Borne vient d’annoncer le report à l’automne du vote sur la loi Asile et Immigration, et ce après que Macron a d’abord annoncé la découper en rondelles — pour mieux faire passer la pilule — puis déclaré, dans son discours du 17 avril, qu’elle serait la prochaine priorité.
Une valse-hésitation qui est autant de signes de panique d’un pouvoir en crise, illégitime, ne gouvernant plus qu’à coups de 49.3 et de répression policière. Ce 29 avril, de nombreuses manifestations, pour la 3e fois à l’appel du collectif national UCIJ, ont eu lieu en France contre cette loi et le racisme d’État décomplexé qui, avec l’opération Wuambushu, se déchaîne à Mayotte (voir l’Anticapitaliste n° 659 du 27/04/2023).
Détourner la colère sociale
Darmanin porte ce projet depuis des mois, et il a fait déjà appliquer certaines dispositions par circulaire aux préfectures pour accélérer les expulsions. Mais en choisissant de faire passer dans le même temps cette loi et la réforme des retraites, le gouvernement, toujours en concurrence avec les extrêmes droites sur le terrain du racisme, espérait aussi détourner la colère sociale en désignant à nouveau les étrangerEs comme boucs émissaires et démontrer qu’il était le meilleur sur ce terrain. La force du mouvement social en cours contre la contre-réforme des retraites a bouleversé le scénario du gouvernement. Il a dû reculer sur sa loi mais le danger reste entier.
D’autant que Borne est à la recherche d’un accord avec la droite, en particulier LR. Si, pour le moment, cette dernière tente de surfer sur le discrédit du gouvernement, elle est bien décidée à « ne pas se contenter d’eau tiède » (Ciotti). Ses projets sont encore plus sinistres : suspension de l’AME, interdiction d’accueillir les demandeurEs d’asile à l’intérieur des frontières, arrêt du regroupement familial, instauration des quotas… Quant aux extrêmes droites encouragées par les discours officiels qui tracent un trait d’égalité entre migration et délinquance, elles n’attendent pas la loi Darmanin pour multiplier leurs attaques racistes et islamophobes : mobilisation à Saint-Brévin contre l’installation d’un CADA, menaces contre les concerts du rappeur antiraciste et antifasciste Médine, attaques et dégradations de mosquée : 77 depuis 2019 (selon Mediapart), et ce en toute impunité, avec un silence bienveillant de Darmanin par ailleurs si prompt à dénoncer les prétendus terroristes d’extrême gauche !
Démonstration de la politique gouvernementale à Mayotte
Le report de sa loi n’empêche pas le gouvernement de s’enfoncer toujours plus dans sa politique autoritaire. Au contraire, il fait en ce moment la démonstration à Mayotte qu’il est prêt au pire pour mener à bien sa politique raciste au nom d’une lutte contre la délinquance synonyme de migration.

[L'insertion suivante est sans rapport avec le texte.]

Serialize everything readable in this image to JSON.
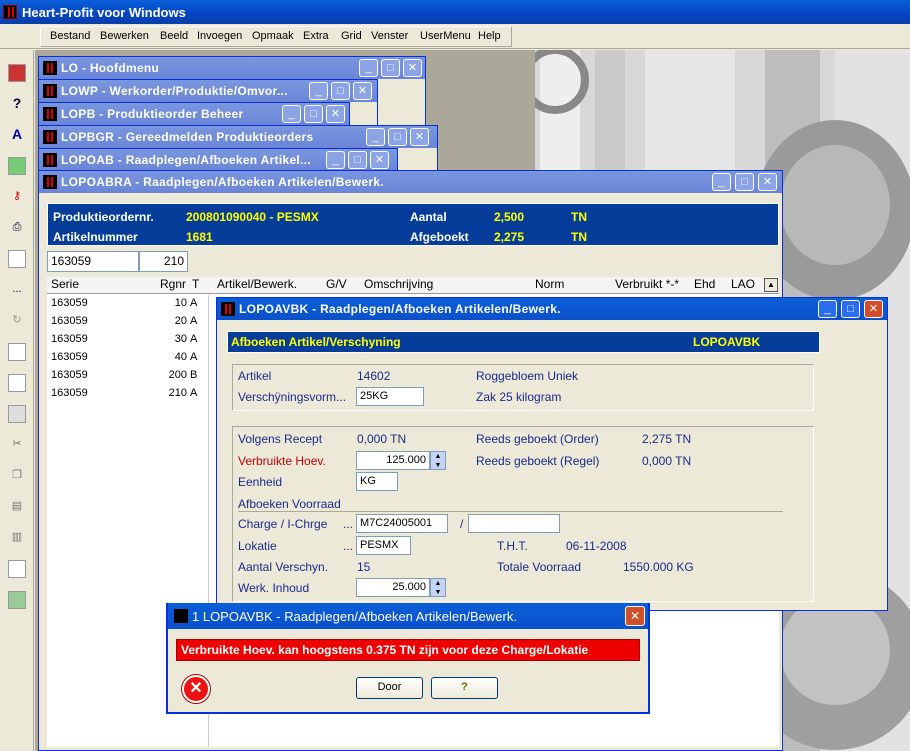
{
  "app": {
    "title": "Heart-Profit voor Windows"
  },
  "menu": [
    "Bestand",
    "Bewerken",
    "Beeld",
    "Invoegen",
    "Opmaak",
    "Extra",
    "Grid",
    "Venster",
    "UserMenu",
    "Help"
  ],
  "windows": {
    "w1": "LO - Hoofdmenu",
    "w2": "LOWP - Werkorder/Produktie/Omvor...",
    "w3": "LOPB - Produktieorder Beheer",
    "w4": "LOPBGR - Gereedmelden Produktieorders",
    "w5": "LOPOAB - Raadplegen/Afboeken Artikel...",
    "w6": "LOPOABRA - Raadplegen/Afboeken Artikelen/Bewerk."
  },
  "lopoabra": {
    "prod_label": "Produktieordernr.",
    "prod_value": "200801090040 - PESMX",
    "art_label": "Artikelnummer",
    "art_value": "1681",
    "aantal_label": "Aantal",
    "aantal_value": "2,500",
    "aantal_unit": "TN",
    "afgeboekt_label": "Afgeboekt",
    "afgeboekt_value": "2,275",
    "afgeboekt_unit": "TN",
    "filter_serie": "163059",
    "filter_rgnr": "210",
    "columns": [
      "Serie",
      "Rgnr",
      "T",
      "Artikel/Bewerk.",
      "G/V",
      "Omschrijving",
      "Norm",
      "Verbruikt *-*",
      "Ehd",
      "LAO"
    ],
    "rows": [
      {
        "serie": "163059",
        "rgnr": "10",
        "t": "A"
      },
      {
        "serie": "163059",
        "rgnr": "20",
        "t": "A"
      },
      {
        "serie": "163059",
        "rgnr": "30",
        "t": "A"
      },
      {
        "serie": "163059",
        "rgnr": "40",
        "t": "A"
      },
      {
        "serie": "163059",
        "rgnr": "200",
        "t": "B"
      },
      {
        "serie": "163059",
        "rgnr": "210",
        "t": "A"
      }
    ]
  },
  "lopoavbk": {
    "title": "LOPOAVBK - Raadplegen/Afboeken Artikelen/Bewerk.",
    "header_left": "Afboeken Artikel/Verschyning",
    "header_right": "LOPOAVBK",
    "artikel_label": "Artikel",
    "artikel_value": "14602",
    "artikel_desc": "Roggebloem Uniek",
    "vv_label": "Verschÿningsvorm...",
    "vv_value": "25KG",
    "vv_desc": "Zak 25 kilogram",
    "recept_label": "Volgens Recept",
    "recept_value": "0,000 TN",
    "order_label": "Reeds geboekt (Order)",
    "order_value": "2,275 TN",
    "verbr_label": "Verbruikte Hoev.",
    "verbr_value": "125.000",
    "regel_label": "Reeds geboekt (Regel)",
    "regel_value": "0,000 TN",
    "eenheid_label": "Eenheid",
    "eenheid_value": "KG",
    "voorraad_label": "Afboeken Voorraad",
    "charge_label": "Charge / I-Chrge",
    "charge_dots": "...",
    "charge_value": "M7C24005001",
    "charge_slash": "/",
    "charge_value2": "",
    "lok_label": "Lokatie",
    "lok_dots": "...",
    "lok_value": "PESMX",
    "tht_label": "T.H.T.",
    "tht_value": "06-11-2008",
    "aantal_v_label": "Aantal Verschyn.",
    "aantal_v_value": "15",
    "totvr_label": "Totale Voorraad",
    "totvr_value": "1550.000 KG",
    "inhoud_label": "Werk. Inhoud",
    "inhoud_value": "25.000"
  },
  "dialog": {
    "title": "1 LOPOAVBK - Raadplegen/Afboeken Artikelen/Bewerk.",
    "message": "Verbruikte Hoev. kan hoogstens 0.375 TN zijn voor deze Charge/Lokatie",
    "ok_label": "Door",
    "help_label": "?"
  },
  "colors": {
    "header_blue": "#063d9b",
    "yellow": "#ffff00",
    "error_red": "#ee0000"
  }
}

Peu importe que son opération vire au fiasco diplomatique et judiciaire. Peu importe qu’en attisant la haine entre MahoraisEs et ComorienEs, il risque d’entraîner cette colonie misérable — « département français » ! — dans un chaos sanglant de luttes intercommunautaires. Tout ce dont est capable le colonialisme raciste français !
De nombreuses voix se sont élevées, juristes, associations, collectifs, syndicats, personnalités, contre la loi Darmanin, et y compris contre l’opération barbare à Mayotte. Mais ce qui est à l’ordre du jour plus que jamais, ce sont des mobilisations de masse ; ce sont notamment, réalisant l’unité de notre classe, les mobilisations sur les questions sociales et démocratiques reprenant à leur compte les revendications en défense des migrantEs, pour un accueil digne, pour la liberté de circulation et d’installation.